To apply the fix, press Windows + R, type inetcpl.cpl, and press Enter - this opens the Internet Properties dialog. Switch to the Security tab, select the Local intranet icon, and click Sites. In the small dialog that opens, click Advanced. You are now in the dialog where the trusted intranet locations are managed. Important: before adding anything, uncheck the box "Require server verification (https:) for all sites in this zone". This is the step most guides leave out, and without it the fix will silently fail for SMB and UNC paths, because those use neither HTTP nor HTTPS.
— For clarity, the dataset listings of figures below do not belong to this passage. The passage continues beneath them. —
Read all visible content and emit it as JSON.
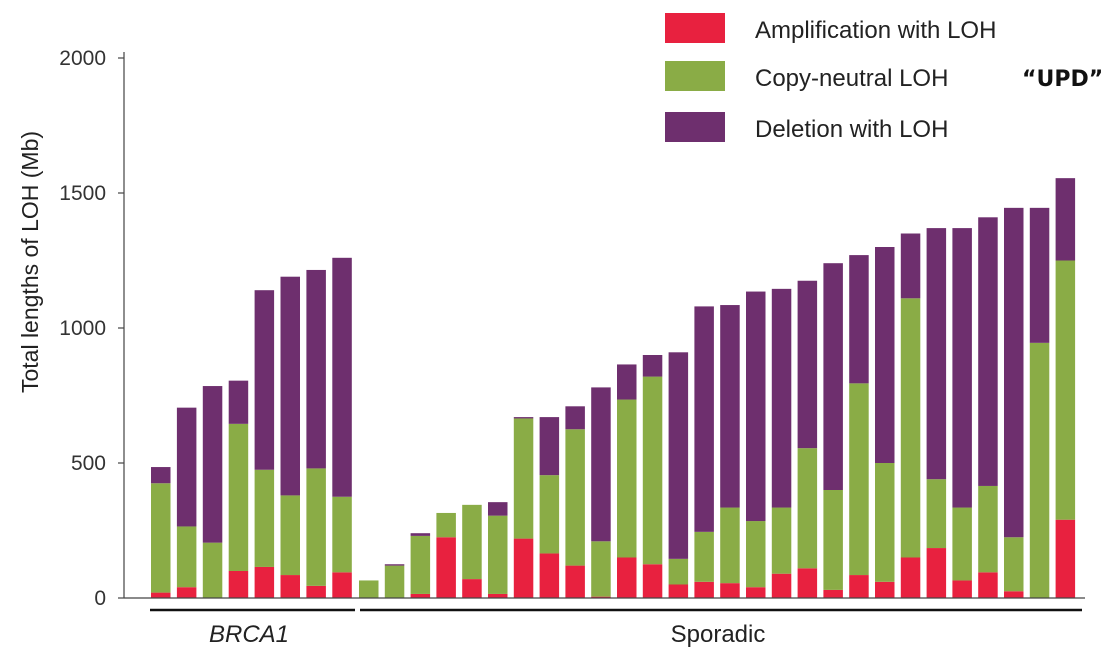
{
  "chart_data": {
    "type": "bar",
    "stacked": true,
    "ylabel": "Total lengths of LOH (Mb)",
    "ylim": [
      0,
      2000
    ],
    "yticks": [
      0,
      500,
      1000,
      1500,
      2000
    ],
    "groups": [
      {
        "label": "BRCA1",
        "italic": true,
        "count": 8
      },
      {
        "label": "Sporadic",
        "italic": false,
        "count": 28
      }
    ],
    "legend": [
      {
        "name": "Amplification with LOH",
        "color": "#e8213f"
      },
      {
        "name": "Copy-neutral LOH",
        "color": "#8aac46",
        "note": "“UPD”"
      },
      {
        "name": "Deletion with LOH",
        "color": "#6e2f6e"
      }
    ],
    "series": [
      {
        "name": "Amplification with LOH",
        "color": "#e8213f",
        "values": [
          20,
          40,
          0,
          100,
          115,
          85,
          45,
          95,
          0,
          0,
          15,
          225,
          70,
          15,
          220,
          165,
          120,
          5,
          150,
          125,
          50,
          60,
          55,
          40,
          90,
          110,
          30,
          85,
          60,
          150,
          185,
          65,
          95,
          25,
          0,
          290
        ]
      },
      {
        "name": "Copy-neutral LOH",
        "color": "#8aac46",
        "values": [
          405,
          225,
          205,
          545,
          360,
          295,
          435,
          280,
          65,
          120,
          215,
          90,
          275,
          290,
          445,
          290,
          505,
          205,
          585,
          695,
          95,
          185,
          280,
          245,
          245,
          445,
          370,
          710,
          440,
          960,
          255,
          270,
          320,
          200,
          945,
          960
        ]
      },
      {
        "name": "Deletion with LOH",
        "color": "#6e2f6e",
        "values": [
          60,
          440,
          580,
          160,
          665,
          810,
          735,
          885,
          0,
          5,
          10,
          0,
          0,
          50,
          5,
          215,
          85,
          570,
          130,
          80,
          765,
          835,
          750,
          850,
          810,
          620,
          840,
          475,
          800,
          240,
          930,
          1035,
          995,
          1220,
          500,
          305
        ]
      }
    ]
  }
}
Now add your network locations in the field "Add this website to the zone" and click Add after each entry. The format depends on how you access the share. For a server reached by hostname, enter file://servername (for example file://fileserver01). For a server reached by IP address, enter file://192.168.1.10 with the appropriate IP.
If your environment uses a domain like company.local, you can add the whole domain at once with file://*.company.local, which covers every server inside that domain. You can add multiple entries - one per line in the list - to cover all the file servers your users access. When finished, click Close, then OK to leave the Internet Options.
The change takes effect immediately for newly opened Explorer windows, but in some cases Explorer caches the old behavior. If previews still don't appear, restart File Explorer: open Task Manager (Ctrl + Shift + Esc), find Windows Explorer in the process list, right-click it, and choose Restart. A full reboot is not required.